Parkinson’s disease (PD) is a debilitating neurodegenerative disorder characterized by the loss of dopaminergic neurons in the substania nigra (SN) and is associated with progressive motor impairment. PD is classified into familial and sporadic forms. The first genetic association studies in PD reported the involvement of Synuclein alpha (SNCA) mutations in the pathobiology of familial PD. Subsequent studies suggested mutations in PTEN-induced putative kinase 1 (PINK1), PARKIN, leucine repeat kinase-2 (LRRK2), and DJ-1 causing familial PD. In addition, kinase dysregulation has been embroiled in the pathogenesis of PD. The genome-editing mechanism CRISPR (clustered regularly interspaced short palindromic repeats) has recently influenced industry and scientific discoveries and is expected to expedite neurodegenerative disease research. This review will discuss the structure, function, and history of the CRISPR/Cas9 genome editing system. Moreover, it summarizes genes-encoding kinases involved in PD pathogenesis and targeted by CRISPR/Cas9 technology, including LRRK2, PINK1, Protein kinase C-delta (PKC-γ), and adenosine monophosphate-activated protein kinase (AMPK).

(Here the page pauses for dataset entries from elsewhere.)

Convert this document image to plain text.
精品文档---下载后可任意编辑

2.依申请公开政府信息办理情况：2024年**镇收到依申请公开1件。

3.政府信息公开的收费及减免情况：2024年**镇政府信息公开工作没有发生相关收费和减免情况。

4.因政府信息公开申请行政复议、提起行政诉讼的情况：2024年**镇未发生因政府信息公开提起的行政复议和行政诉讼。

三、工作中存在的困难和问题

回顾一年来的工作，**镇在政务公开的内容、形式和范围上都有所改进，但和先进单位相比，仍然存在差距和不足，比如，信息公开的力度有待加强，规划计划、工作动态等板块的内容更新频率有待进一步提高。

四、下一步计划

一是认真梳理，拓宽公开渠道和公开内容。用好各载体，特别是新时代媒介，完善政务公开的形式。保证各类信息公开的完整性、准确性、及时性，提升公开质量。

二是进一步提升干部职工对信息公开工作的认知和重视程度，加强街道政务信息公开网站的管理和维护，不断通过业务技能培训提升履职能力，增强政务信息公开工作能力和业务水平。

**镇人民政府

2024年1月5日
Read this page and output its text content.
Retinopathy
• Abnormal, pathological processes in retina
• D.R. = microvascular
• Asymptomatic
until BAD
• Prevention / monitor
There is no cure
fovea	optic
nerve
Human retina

We provide an overview of novel kinases to be targeted by the CRISPR/Cas9 system such as G-protein coupled receptor kinases (GRKs), cyclin-G-associated kinases (GAKs), cyclin-dependent kinase 5 (CDK5), Ataxia telangiectasia mutated (ATM), c-ABL, and rearranged during transfection (RET) receptors. Additionally, we will explain the off-target effects of CRISPR/Cas9 system and how to address them. Also, we will shed light on the associated challenges and future directions that are enabling the efficient use of CRISPR/Cas9 technology in kinases research in PD. In conclusion, gene editing, in addition to gene therapy, might be a possible promising strategy for PD therapy.